Covariance and Correlation
- Statistics 4.5

Covariance

Covariance is a measure of how much two random variables change together. The covariance between two random variables $X$ and $Y$ is defined as:

\[ \text{Cov}(X, Y) = \mathbb{E}[(X - \mathbb{E}[X])(Y - \mathbb{E}[Y])] \]

Properties of Covariance

By expanding the expectation and denoting the means as $\mu_X = \mathbb{E}[X]$ and $\mu_Y = \mathbb{E}[Y]$, we can rewrite the covariance as:

\[ \text{Cov}(X, Y) = \mathbb{E}[XY] - \mu_X \mu_Y \]

Also, covariance has the following properties:

\[ \mathrm{Var}(aX + bY) = a^2 \mathrm{Var}(X) + b^2 \mathrm{Var}(Y) + 2ab \text{Cov}(X, Y) \]

If $X$ and $Y$ are independent, then:

\[ \text{Cov}(X, Y) = 0 \]

However, be cautious: a covariance of zero does not imply independence of $X$ and $Y$.

Correlation

Correlation is a standardized measure of the relationship between two random variables, defined as:

\[ \rho_{X,Y} = \text{Corr}(X, Y) = \frac{\text{Cov}(X, Y)}{\sqrt{\text{Var}(X) \text{Var}(Y)}} \]

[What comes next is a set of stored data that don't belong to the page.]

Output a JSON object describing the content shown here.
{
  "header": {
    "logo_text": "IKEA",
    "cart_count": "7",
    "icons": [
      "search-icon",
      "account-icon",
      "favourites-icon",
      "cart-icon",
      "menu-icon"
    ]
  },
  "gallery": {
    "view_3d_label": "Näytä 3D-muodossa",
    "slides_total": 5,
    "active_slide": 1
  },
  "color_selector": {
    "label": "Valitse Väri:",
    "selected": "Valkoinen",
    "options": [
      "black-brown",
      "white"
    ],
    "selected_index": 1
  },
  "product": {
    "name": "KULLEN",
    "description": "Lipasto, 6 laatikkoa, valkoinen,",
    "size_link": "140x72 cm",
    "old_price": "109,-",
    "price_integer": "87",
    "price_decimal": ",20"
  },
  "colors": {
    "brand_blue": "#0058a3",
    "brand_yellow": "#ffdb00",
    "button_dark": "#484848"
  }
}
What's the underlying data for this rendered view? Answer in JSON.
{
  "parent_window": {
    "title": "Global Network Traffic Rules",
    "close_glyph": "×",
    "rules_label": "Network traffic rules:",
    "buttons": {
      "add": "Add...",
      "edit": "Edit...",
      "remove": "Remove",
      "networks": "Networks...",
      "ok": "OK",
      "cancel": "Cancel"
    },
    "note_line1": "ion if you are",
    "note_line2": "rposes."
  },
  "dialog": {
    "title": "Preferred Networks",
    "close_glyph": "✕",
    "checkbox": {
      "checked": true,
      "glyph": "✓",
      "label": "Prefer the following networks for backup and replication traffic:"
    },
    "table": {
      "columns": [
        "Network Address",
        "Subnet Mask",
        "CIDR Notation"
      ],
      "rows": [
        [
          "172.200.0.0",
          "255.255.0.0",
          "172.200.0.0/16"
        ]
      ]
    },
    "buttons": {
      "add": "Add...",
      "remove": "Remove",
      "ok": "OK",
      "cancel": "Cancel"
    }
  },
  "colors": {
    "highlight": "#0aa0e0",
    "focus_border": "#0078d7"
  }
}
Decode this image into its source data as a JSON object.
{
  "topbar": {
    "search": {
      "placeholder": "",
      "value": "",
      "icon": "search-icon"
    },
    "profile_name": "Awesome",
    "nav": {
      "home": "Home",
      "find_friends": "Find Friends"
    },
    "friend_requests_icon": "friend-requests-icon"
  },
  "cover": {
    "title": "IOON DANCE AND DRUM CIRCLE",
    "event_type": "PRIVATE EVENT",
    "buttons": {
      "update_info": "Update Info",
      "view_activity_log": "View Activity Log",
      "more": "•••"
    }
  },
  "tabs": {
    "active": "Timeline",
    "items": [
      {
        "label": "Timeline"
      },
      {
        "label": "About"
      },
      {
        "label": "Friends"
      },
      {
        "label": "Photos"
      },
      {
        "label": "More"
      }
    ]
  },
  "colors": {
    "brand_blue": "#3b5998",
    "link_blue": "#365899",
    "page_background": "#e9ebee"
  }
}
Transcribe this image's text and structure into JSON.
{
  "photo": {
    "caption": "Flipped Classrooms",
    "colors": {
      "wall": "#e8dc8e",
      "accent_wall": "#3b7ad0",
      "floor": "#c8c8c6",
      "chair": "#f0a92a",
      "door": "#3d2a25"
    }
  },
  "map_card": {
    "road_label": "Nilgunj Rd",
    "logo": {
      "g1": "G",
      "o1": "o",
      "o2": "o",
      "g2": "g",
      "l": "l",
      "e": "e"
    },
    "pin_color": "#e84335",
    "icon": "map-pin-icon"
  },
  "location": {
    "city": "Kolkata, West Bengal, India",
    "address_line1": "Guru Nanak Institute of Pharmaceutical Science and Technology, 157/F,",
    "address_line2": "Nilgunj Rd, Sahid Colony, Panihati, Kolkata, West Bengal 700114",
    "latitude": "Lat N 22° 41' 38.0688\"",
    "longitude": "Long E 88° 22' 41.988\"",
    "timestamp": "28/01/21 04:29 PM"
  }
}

By denoting the standard deviations as $\sigma_X = \sqrt{\text{Var}(X)}$ and $\sigma_Y = \sqrt{\text{Var}(Y)}$, we can express correlation as:

\[ \rho_{X,Y} = \frac{\text{Cov}(X, Y)}{\sigma_X \sigma_Y} \]

Properties of Correlation

If $X$ and $Y$ are independent, then:

\[ \rho_{X,Y} = \frac{0}{\sigma_X \sigma_Y} = 0 \]

Also, correlation has the following important property:

  • $-1 \leq \rho_{X,Y} \leq 1$
  • $\abs{\rho_{X,Y}} = 1$ if and only if there exists $a\neq 0$ such that $Y = aX + b$ for some constant $b$. Then, $\rho_{X,Y} = \text{sgn}\,a$.
Proof

\[ \begin{align*} h(t) &:= \mathrm{E}\left[ ((X-\mu_X)t+(Y-\mu_Y))^2 \right] \nl &= t^2 \sigma_X^2 + 2t \text{Cov}(X, Y) + \sigma_Y^2 \geq 0 \nl \Rightarrow \;\; \text{Disc}_t h &= 4 \text{Cov}(X, Y)^2 - 4 \sigma_X^2 \sigma_Y^2 \leq 0 \nl \therefore & -1 \leq \frac{\text{Cov}(X, Y)}{\sigma_X \sigma_Y} \leq 1 \end{align*} \]

The equality holds if and only if the discriminant is zero, which means $h(t)$ is a perfect square. This implies that there exists a constant $a \neq 0$ such that $Y = aX + b$ for some constant $b$, leading to $\rho_{X,Y} = \text{sgn}\, a$.

Multivariate Normal Distribution

The multivariate normal distribution is a generalization of the normal distribution to multiple dimensions. A random vector $\mathbf{X} = (X_1, X_2, \ldots, X_n)$ follows a multivariate normal distribution if every linear combination of its components is normally distributed. The multivariate normal distribution is characterized by its mean vector $\bs{\mu} = (\mu_1, \mu_2, \ldots, \mu_n)$ and covariance matrix $\bs{\Sigma}$, which is a symmetric positive semi-definite matrix.

The probability density function of a multivariate normal distribution is given by:

\[ f(\mathbf{x}) = \frac{1}{\sqrt{(2\pi)^n \det \bs{\Sigma}}} \exp\left(-\frac{1}{2}(\mathbf{x} - \bs{\mu})^\top \bs{\Sigma}^{-1} (\mathbf{x} - \bs{\mu})\right) \]

where $\mathbf{x}$ is a vector in $\mathbb{R}^n$, $\bs{\mu}$ is the mean vector, and $\bs{\Sigma}$ is the covariance matrix: $\Sigma_{i,j} = \text{Cov}(X_i, X_j)$. Then we write as:

\[ \mathbf{X} \sim \mathcal{N}(\bs{\mu}, \Sigma) \]

Let’s check an important property of the multivariate normal distribution:

\[ X_i \sim \mathcal{N}(\mu_i, \sigma_i^2) \]

where $\sigma_i^2 = \Sigma_{i,i}$ is the variance of $X_i$ and $\mu_i$ is the mean of $X_i$.